About 88.9% of the variation in the final grades observed is predicted by our model on its training data.

About 90.6% of the variation in the final grades observed is predicted by our model on its test data.

**************

# k-FOLD CROSS VALIDATION 

Cross-fold validation predicts how a model created from all the data will perform on new data. 
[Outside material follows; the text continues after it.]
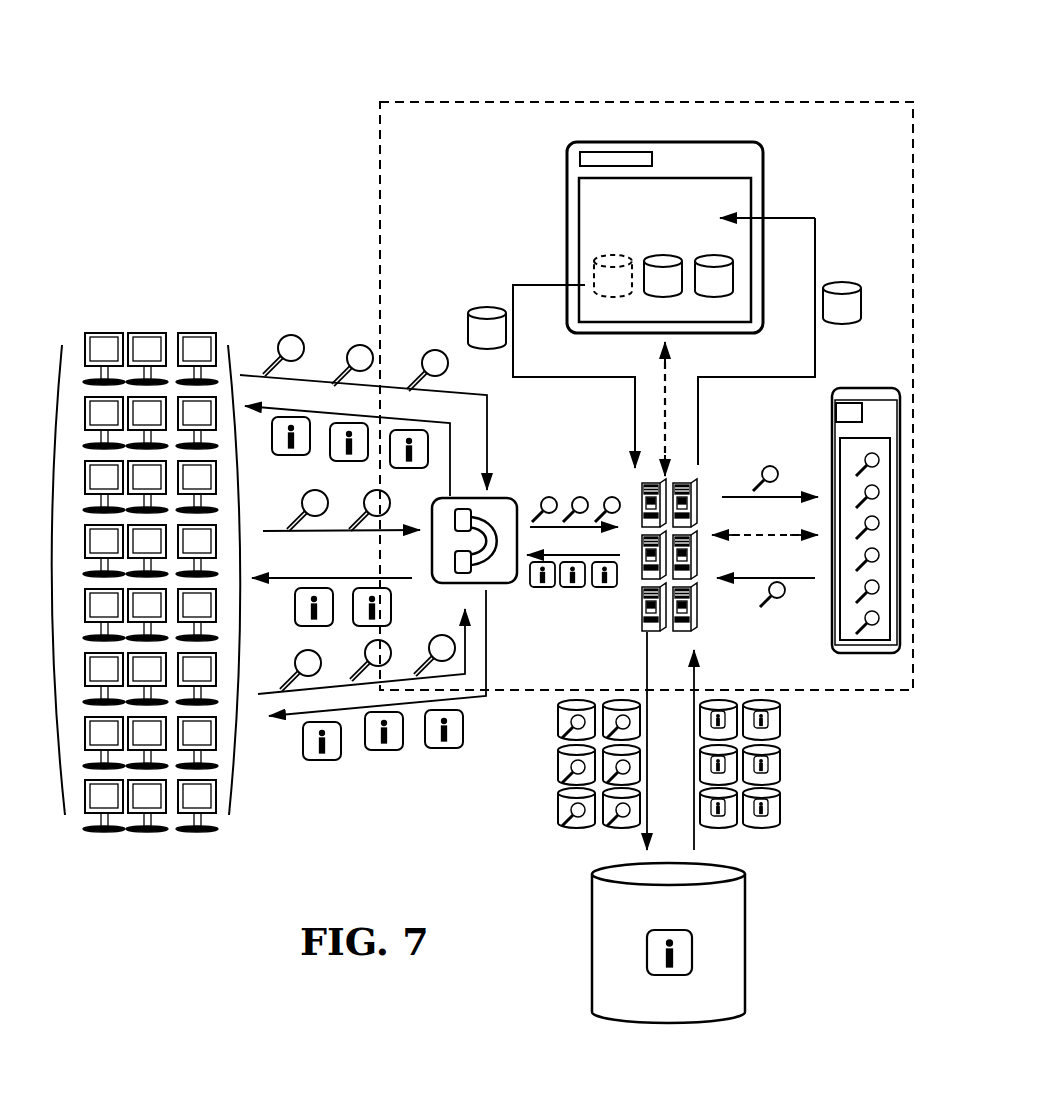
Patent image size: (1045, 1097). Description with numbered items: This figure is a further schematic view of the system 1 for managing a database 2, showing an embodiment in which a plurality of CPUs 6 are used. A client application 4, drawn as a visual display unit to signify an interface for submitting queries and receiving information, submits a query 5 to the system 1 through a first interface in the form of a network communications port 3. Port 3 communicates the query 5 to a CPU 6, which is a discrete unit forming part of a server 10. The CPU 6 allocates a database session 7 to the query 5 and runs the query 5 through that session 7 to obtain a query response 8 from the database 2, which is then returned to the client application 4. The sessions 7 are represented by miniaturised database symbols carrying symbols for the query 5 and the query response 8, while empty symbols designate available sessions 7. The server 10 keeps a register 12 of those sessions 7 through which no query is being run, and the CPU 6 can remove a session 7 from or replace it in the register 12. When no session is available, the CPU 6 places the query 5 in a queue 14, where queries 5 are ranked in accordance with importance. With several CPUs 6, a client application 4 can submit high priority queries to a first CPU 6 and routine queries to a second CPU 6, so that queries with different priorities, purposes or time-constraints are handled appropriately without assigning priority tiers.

The system 1 is at (810, 72).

We will perform 5-fold cross validation using the `kWayCrossValidtiation` function in the `vtreat` package. This speeds up the process quite significantly.

In [None]:
# Obtain the number of rows in the dataset 
numRows <- nrow(Students)

# Implement a 5-fold cross validation plan
splitPlan <- kWayCrossValidation(numRows, 5, NULL, NULL)

# Examine our split plan
str(splitPlan)

**The split plan is a list of elements that contains two vectors:**
1. `train`: this is the list of indices of `Students` that will form the training set
2. `app`: this is the list of indices that form the test set (also called the application set) 

In [None]:
# Using our split plan (aka cross validation plan), we will make predictions from a model

# Set k = 5. This is the number of folds we'll use.
k <- 5

# Initialize a column of the appropriate length
Students$pred.cv <- 0

# Get the ith split
# Build a model on the training data from this split
# Make predictions on the test data from this split

for (i in 1:k) {
    split <- splitPlan[[i]]
    model <- lm(finalGrade ~ GPA + onlineBefore, data = Students[split$train,])
    Students$pred.cv[split$app] <- predict(model, newdata = Students[split$app,])            
}
            

In [None]:
# Make predictions using a full model (all the data, not subsetted in cross validation)
Students$pred <- predict(lm(finalGrade ~ midtermGrade + onlineBefore, data = Students))

In [None]:
# Get the RMSE of the cross-validation predictions and the full model predictions
print("The RMSE of the CV predictions and full model predictions:")
rmse(Students$finalGrade, Students$pred.cv)
rmse(Students$finalGrade, Students$pred)

# Get the R-Squared of the cross-validation predictions and the full model predictions
print("The R-Squared of the CV predictions and the full model predictions")
R2(Students$finalGrade, Students$pred.cv)
R2(Students$finalGrade, Students$pred)

### INTERPRET THE RESULTS

It appears our model will predict new data very well. The cross-validation R-squared illustrates that the cv model (on each 4-group out of 5 subsets) explained about 90% of the variation in the new data. This is great news!

Note: The cross-validation tells us our model will predict new data very well, but it doesn't actually predict out-of-sample data. We now have the confidence to train the full model and then use it on future data to make predictions.